Abstract

We study superfluid (SF) states of strongly interacting Bose-Bose mixtures with equal mass and intra-component interaction in optical lattices both in the presence and absence of a barrier potential (BP). We show that the SF order parameters obey the two-component nonlinear Schroedinger equation (NLSE) with not only cubic but also quintic nonlinearity in the vicinity of the first-order transitions to the Mott insulators with even fillings. In the case of no BP, we analyze solitary-wave (SW) solutions of the cubic-quintic NLSE. When the SF state changes from a ground state to a metastable one, a standard dark SW turns into a bubble-like dark SW, which has a non-vanishing density dip and no pi phase kink even in the case of a standing SW. It is shown that the former and latter SW are dynamically unstable against an out-of-phase fluctuation and an in-phase fluctuation, respectively, and the dynamical instabilities are weakened when one approaches the transition point.

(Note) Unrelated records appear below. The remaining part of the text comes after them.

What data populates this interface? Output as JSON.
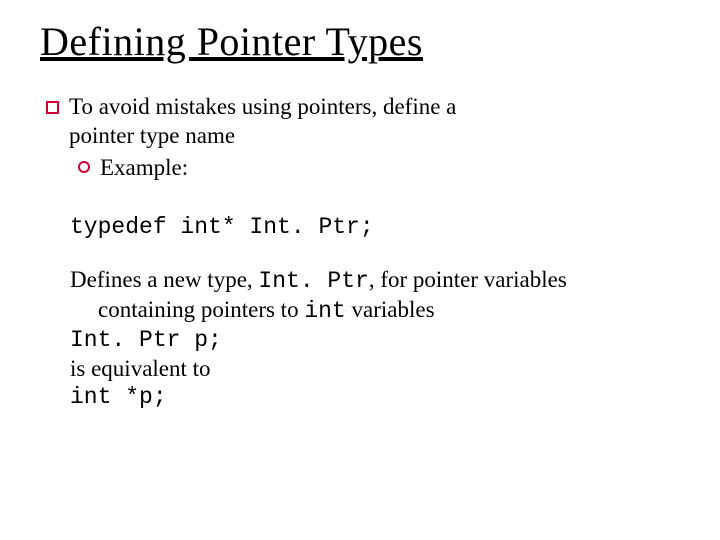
{
  "title": "Defining Pointer Types",
  "bullet1_a": "To avoid mistakes using pointers, define a",
  "bullet1_b": "pointer type name",
  "sub1": "Example:",
  "code_line": "typedef int* Int. Ptr;",
  "p1_a": "Defines a new type, ",
  "p1_code1": "Int. Ptr",
  "p1_b": ", for pointer variables",
  "p1_c": "containing pointers to ",
  "p1_code2": "int",
  "p1_d": " variables",
  "p2_code": "Int. Ptr p;",
  "p3": "is equivalent to",
  "p4_code": "int *p;"
}
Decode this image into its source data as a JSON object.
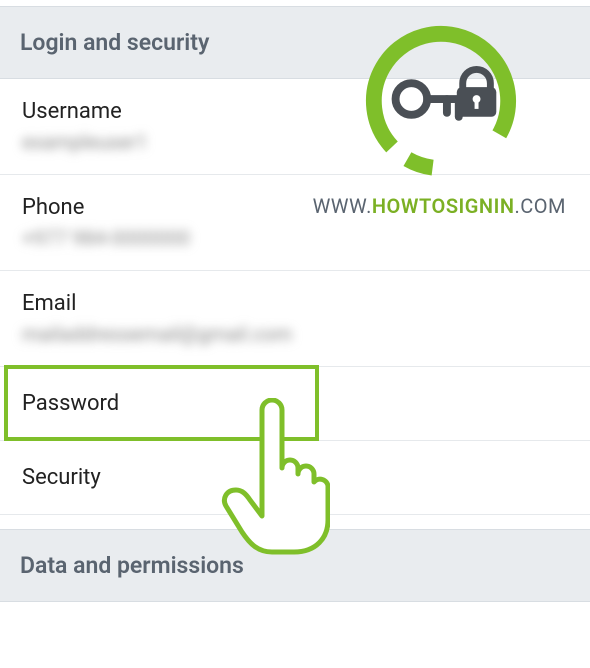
{
  "sections": {
    "login_security": "Login and security",
    "data_permissions": "Data and permissions"
  },
  "rows": {
    "username": {
      "label": "Username",
      "value": "exampleuser1"
    },
    "phone": {
      "label": "Phone",
      "value": "+977 984-0000000"
    },
    "email": {
      "label": "Email",
      "value": "mailaddressemail@gmail.com"
    },
    "password": {
      "label": "Password"
    },
    "security": {
      "label": "Security"
    }
  },
  "watermark": {
    "prefix": "WWW.",
    "main": "HOWTOSIGNIN",
    "suffix": ".COM"
  },
  "colors": {
    "accent": "#7fbf2a",
    "header_bg": "#e9ecef",
    "text_primary": "#222",
    "text_secondary": "#5a6470",
    "divider": "#e6e9ec"
  }
}
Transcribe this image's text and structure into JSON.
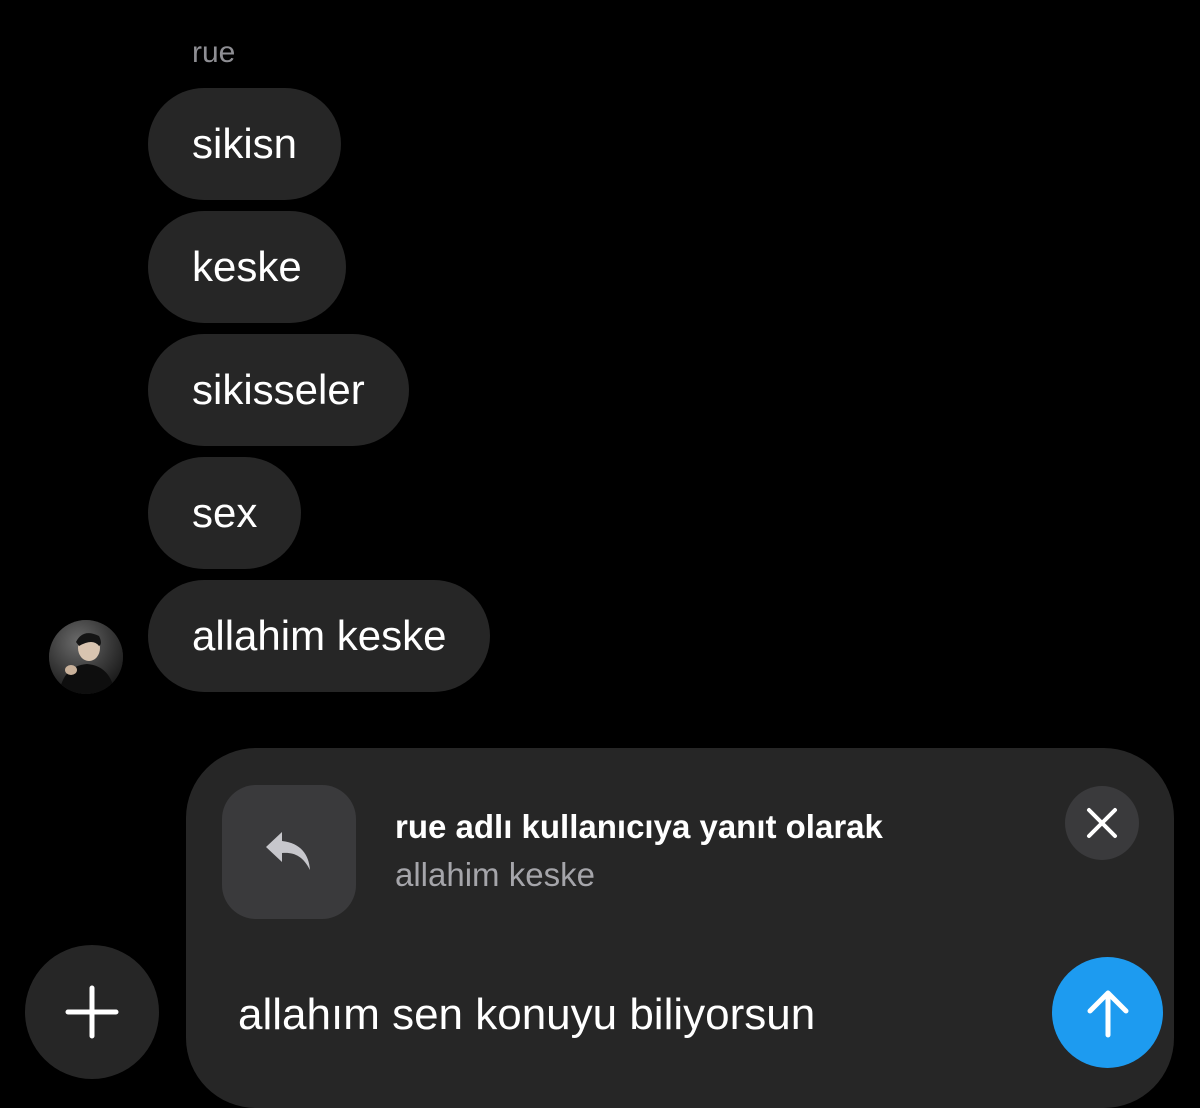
{
  "thread": {
    "sender_name": "rue",
    "messages": [
      {
        "text": "sikisn"
      },
      {
        "text": "keske"
      },
      {
        "text": "sikisseler"
      },
      {
        "text": "sex"
      },
      {
        "text": "allahim keske"
      }
    ]
  },
  "reply_preview": {
    "title": "rue adlı kullanıcıya yanıt olarak",
    "quoted_text": "allahim keske",
    "icon": "reply-arrow-icon",
    "close_icon": "close-icon"
  },
  "composer": {
    "input_value": "allahım sen konuyu biliyorsun",
    "send_icon": "arrow-up-icon",
    "add_icon": "plus-icon"
  },
  "colors": {
    "background": "#000000",
    "bubble": "#262626",
    "composer": "#262626",
    "send_button": "#1d9bf0",
    "muted_text": "#8e8e93"
  }
}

We find that the size and the inertial mass of the SW diverge at the first-order transition point. We suggest that the divergence of the inertial mass may be detected through measurement of the relation between the velocity and the phase jump of the SW. In the presence of BP, we reveal that when the barrier strength exceeds a certain critical value, the SF state that was metastable without the barrier is destabilized towards complete disjunction of the SF. The presence of the critical BP strength indicates that the strong BP qualitatively changes the criticality near the metastability limit of the SF state. We derive critical behaviors of the density, the compressibility, and the critical current near the metastability limit induced by the BP. It is also found that the relation between the supercurrent and the phase jump across the BP exhibits a peculiar behavior, owing to the non-topological nature of the bubble-like SW.